Tips to protect your information from online data hackers and spy networks

The online data hackers and spy networks are reality that more and more people are concerned. The all-seeing Big Brother blurs from paper to come alive. Furthermore, the use of electronic devices , such as smartphones or tablets, has made our data more vulnerable. Social networks also play a leading role, as millions use them as a showcase for their private lives. Just recall the event of 2013 Edward Snowden leaked mass NSA espionage to the media , marking a turning point. The SOFT-E-VIEW blog offers us some tips that will prevent the traffic of our information. Options such as filtering, passwords , or the use of antivirus are the most basic. Recommendations available to anyone, cheap and easy to make, to prevent our data from circulating freely on the web.

tips against espionage online: protects your identity online by mixing your data through voluntary servers


Experts like Bruce Schneider, with access to NSA material , recommend encryption as a safe option. Free software system that does not share your secret keys are the best choice. In addition, they are open for review by a security expert . They also encrypt data from start to finish, from your computer to the person you are chatting with. The most recommended tool to encrypt some instant messaging services is the OTR, off the record.
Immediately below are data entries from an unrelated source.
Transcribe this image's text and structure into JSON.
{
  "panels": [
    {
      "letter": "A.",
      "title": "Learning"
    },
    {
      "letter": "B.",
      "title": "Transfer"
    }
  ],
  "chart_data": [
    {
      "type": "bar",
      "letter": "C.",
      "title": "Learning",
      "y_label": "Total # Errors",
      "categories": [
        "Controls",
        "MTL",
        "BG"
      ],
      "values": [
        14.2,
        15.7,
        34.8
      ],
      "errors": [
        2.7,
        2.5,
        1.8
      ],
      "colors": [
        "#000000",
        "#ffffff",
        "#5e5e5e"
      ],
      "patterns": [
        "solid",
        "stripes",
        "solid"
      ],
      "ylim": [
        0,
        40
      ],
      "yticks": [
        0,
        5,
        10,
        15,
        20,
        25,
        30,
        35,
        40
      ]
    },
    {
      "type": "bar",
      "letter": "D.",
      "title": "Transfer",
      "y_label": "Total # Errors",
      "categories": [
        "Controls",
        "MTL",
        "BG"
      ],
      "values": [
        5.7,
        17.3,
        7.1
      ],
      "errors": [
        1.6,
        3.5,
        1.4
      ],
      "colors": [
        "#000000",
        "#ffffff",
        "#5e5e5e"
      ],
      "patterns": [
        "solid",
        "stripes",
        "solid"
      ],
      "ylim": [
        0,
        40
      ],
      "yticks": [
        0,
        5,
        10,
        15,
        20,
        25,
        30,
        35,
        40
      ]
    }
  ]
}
It can be used on Google Hangout or Facebook Chat, for example. To avoid espionage of your email, the PGP program is recommended.

You can also block your internet traffic using a plug-in for Chrome or Firefox. It is also possible to use encryption on your hard drive. The latest versions of Windows, Mac OS X and Android have this function. If they are not activated, anyone with physical access to the electronic device can copy content .


A strong password must be long, combine numbers and letters without forming words, and some punctuation. You can also create a password using a random word system. A few months ago Mark Zuckerberg‘s own social networks were hacked revealing a laughable password. “Dadada” had been used for different services. Facebook , Twitter or email were some of them. This is a mistake. Each service must have its own password. Reusing them means that when you discover the code have access to all the services that use it. It is safer to write them down on paper, as they can all be difficult to remember. In turn, two-step authentication must be used. You enter the password and a confirmation number that reaches the user’s mobile every time you enter. Gmail, Dropbox or Twitter already have this option.


We have all heard of Tor. It is free software that protects your identity online by mixing your data through voluntary servers. A document from the British GCHQ shows the concern of intelligence agencies about the use of Tor. The archive focuses on the fact that terrorists use this service, but in reality there are many more users. Thanks to a global network of servers your identity is kept hidden in the network. It is also necessary to filter the information posted on social networks. Photographs at work, on vacation, on the spree… You never know who is looking, and “posturing” can be expensive. Nor should one talk about the routine that is followed, or future plans.


To keep your computer safe , it is recommended to install an antivirus. While it is not 100% secure protection, it does offer one level more than malware will have to overcome. Many of these viruses reach our terminal through security holes or email and compromised websites. Files downloaded from emails or web pages can completely lose control of the equipment. Therefore, it is recommended to download only secure material, of people whose identity we know. For the documents that we already have to our credit, we can use to save them a notebook that we do not connect to the internet. We can also use a USB memory, and encrypt it through TrueCrypt. Thus, our files will always be safe.